The architecture of the adopted artificial olfaction system
The data to be used for training the ANN has been obtained considering three stages: i) the baseline calculation (the average voltage drop on sensors' resistance when the reference gas-air is applied); ii) and iii) involve a regular absorption / desorption operation measured at a fixed sampled frequency over a defined time when the odorant is applied (Fig. 20) . After the raw extraction, the data was dimensionally reduced using the feature extraction technique. Usually, this is performed by extracting a single parameter from each sensor (e.g. steady-state, final or maximum response), disregarding the initial transient response, which may be affected by the dynamics of the odour delivery system. In this case, the extracted features for each gas sensor are: average value, maximum value, maximum slope of the desorption function, time at value, function integral, integral of the absorption time function, maximum slope of the absorption function, which maximum slope of absorption function occurs and the time at which maximum slope of desorption function occurs. The resulting matrix is presented in Fig. 21 and constitutes the batch data for the pattern recognition system.
Conclusions
A novel neural network Simulink based design strategy has been developed, which benefits of reduced design time over classical field orientation approaches, leading to a low complexity and easy to implement pattern recognition module. The hardware architecture of a SOM network with on-chip learning controlled by a generic control unit, described in VHDL code, has been presented.
The method uses minimal hardware resources for SOM implementation and confers a high modularity and versatility in neural network design. The designed network is a generic one and can be used to design neural networks with the following features: on-line training, on-chip learning and a SOM network topology set by the user.
At opposed to the classical methods, where the network training is made offline, and therefore the implemented designs cannot be changed in real time, a pattern recognition platform implemented in FPGA with learning capabilities, self-organizing and noise tolerance will be able to auto reconfigure in order to obtain the best performance for a given application.

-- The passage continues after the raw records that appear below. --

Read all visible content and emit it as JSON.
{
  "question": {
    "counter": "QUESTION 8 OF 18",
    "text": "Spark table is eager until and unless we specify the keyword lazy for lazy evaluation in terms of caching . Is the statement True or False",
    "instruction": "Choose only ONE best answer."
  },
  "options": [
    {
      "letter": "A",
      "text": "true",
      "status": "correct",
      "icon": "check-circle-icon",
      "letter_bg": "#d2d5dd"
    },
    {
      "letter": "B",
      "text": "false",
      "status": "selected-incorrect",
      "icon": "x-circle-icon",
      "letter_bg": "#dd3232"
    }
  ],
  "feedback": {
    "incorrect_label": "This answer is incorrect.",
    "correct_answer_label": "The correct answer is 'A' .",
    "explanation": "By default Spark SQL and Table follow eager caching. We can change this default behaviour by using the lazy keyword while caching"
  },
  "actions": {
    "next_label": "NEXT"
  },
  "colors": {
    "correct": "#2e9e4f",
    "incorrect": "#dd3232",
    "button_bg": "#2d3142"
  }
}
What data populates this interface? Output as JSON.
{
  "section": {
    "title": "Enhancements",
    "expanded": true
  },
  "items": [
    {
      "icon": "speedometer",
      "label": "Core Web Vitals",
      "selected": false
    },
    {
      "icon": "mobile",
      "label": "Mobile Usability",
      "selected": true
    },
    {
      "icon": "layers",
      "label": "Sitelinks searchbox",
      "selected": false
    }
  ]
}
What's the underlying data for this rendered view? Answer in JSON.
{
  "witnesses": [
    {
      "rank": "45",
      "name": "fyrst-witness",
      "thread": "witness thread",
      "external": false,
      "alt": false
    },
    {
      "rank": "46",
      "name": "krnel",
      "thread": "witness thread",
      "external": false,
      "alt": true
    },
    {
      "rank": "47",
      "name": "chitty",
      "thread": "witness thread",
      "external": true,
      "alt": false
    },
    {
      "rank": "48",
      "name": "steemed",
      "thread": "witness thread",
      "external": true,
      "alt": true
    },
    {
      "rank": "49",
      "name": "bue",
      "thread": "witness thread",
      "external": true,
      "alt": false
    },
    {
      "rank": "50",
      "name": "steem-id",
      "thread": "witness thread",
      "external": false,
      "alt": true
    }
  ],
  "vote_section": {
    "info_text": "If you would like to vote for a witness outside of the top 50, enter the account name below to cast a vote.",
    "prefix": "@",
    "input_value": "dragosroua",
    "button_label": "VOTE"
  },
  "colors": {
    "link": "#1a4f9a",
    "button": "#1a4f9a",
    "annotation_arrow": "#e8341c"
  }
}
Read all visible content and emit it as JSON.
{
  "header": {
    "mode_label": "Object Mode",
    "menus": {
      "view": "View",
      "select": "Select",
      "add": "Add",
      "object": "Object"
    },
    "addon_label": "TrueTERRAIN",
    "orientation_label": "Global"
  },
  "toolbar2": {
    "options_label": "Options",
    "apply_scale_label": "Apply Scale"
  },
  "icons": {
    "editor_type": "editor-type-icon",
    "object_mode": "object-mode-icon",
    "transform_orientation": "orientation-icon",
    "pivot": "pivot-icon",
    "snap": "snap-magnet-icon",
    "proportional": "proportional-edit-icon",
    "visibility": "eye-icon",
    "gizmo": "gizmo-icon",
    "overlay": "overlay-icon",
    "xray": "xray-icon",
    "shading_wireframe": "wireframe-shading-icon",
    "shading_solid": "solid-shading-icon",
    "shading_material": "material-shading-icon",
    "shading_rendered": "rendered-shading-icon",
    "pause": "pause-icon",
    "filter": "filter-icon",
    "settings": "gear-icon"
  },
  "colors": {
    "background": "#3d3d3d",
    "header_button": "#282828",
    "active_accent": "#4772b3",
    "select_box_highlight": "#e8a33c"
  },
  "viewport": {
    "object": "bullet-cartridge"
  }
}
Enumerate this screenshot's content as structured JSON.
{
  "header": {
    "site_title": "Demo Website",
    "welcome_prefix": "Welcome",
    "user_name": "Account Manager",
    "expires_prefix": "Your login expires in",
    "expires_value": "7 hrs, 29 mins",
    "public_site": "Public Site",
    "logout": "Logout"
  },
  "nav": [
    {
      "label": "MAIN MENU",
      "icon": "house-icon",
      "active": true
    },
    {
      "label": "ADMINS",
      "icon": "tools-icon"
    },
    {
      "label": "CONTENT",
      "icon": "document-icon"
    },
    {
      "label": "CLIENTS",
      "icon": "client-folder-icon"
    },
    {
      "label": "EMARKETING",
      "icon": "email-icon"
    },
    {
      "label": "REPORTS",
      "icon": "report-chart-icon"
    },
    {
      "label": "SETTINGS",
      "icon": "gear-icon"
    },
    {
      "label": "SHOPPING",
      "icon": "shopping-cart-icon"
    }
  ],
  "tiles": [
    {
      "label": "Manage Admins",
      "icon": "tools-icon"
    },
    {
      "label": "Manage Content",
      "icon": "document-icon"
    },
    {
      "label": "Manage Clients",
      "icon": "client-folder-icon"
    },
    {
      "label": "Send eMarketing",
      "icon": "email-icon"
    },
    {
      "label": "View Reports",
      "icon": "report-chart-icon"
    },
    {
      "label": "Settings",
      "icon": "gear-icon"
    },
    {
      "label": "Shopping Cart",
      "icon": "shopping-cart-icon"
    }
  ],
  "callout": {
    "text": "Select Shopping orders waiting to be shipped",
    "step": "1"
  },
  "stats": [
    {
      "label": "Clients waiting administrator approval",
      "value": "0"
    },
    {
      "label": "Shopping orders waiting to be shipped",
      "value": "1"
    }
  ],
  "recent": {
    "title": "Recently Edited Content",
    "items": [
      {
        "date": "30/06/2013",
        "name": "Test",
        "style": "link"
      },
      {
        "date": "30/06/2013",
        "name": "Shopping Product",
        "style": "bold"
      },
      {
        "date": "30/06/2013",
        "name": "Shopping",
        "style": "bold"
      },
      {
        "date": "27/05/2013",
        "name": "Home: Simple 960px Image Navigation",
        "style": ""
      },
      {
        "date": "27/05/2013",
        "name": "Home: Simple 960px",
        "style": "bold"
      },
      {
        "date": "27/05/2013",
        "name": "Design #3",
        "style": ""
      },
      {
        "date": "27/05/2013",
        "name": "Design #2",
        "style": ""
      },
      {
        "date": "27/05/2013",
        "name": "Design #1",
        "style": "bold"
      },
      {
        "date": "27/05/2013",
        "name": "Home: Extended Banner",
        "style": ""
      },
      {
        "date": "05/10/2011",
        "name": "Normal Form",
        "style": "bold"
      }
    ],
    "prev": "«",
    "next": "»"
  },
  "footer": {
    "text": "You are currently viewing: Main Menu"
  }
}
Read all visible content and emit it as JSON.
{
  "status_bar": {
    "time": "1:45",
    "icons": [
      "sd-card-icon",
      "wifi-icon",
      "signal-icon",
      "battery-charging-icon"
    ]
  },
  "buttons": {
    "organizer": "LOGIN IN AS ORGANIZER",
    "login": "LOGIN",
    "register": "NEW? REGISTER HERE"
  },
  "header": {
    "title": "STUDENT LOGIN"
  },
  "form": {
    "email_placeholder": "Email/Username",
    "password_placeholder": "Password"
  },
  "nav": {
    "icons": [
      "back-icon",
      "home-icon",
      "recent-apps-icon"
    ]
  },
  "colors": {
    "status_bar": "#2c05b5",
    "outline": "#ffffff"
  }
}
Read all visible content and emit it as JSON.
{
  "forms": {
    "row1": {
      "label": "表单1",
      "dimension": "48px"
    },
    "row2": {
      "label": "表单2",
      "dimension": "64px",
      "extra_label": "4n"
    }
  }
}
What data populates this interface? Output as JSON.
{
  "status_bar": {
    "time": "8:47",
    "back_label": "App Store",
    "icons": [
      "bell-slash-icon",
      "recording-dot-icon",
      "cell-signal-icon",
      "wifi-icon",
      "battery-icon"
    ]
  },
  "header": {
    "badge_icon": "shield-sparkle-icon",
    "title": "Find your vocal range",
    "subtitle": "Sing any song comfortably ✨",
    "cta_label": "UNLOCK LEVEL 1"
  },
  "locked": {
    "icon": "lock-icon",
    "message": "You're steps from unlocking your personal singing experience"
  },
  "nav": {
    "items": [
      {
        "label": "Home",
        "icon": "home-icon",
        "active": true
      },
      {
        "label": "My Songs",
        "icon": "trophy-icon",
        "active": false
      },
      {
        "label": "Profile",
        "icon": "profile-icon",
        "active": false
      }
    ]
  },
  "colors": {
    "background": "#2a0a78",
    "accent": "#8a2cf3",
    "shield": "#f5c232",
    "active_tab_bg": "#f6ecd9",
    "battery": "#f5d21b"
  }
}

A sample case study for an implemented design is presented in [22] , [23] , based on artificial olfaction systems.
A possible drawback of the method consists of its relatively limited portability. Given that, a SOM library is embedded into the System Generator/Simulink/Matlab environment, a design can be implemented only in a Xilinx FPGA family. In order to overcome this impediment, all library components should be redesigned using stand-alone software like VHDL, Handel-C or C. However, in such cases the main expectance of a user-friendly design environment could be lost.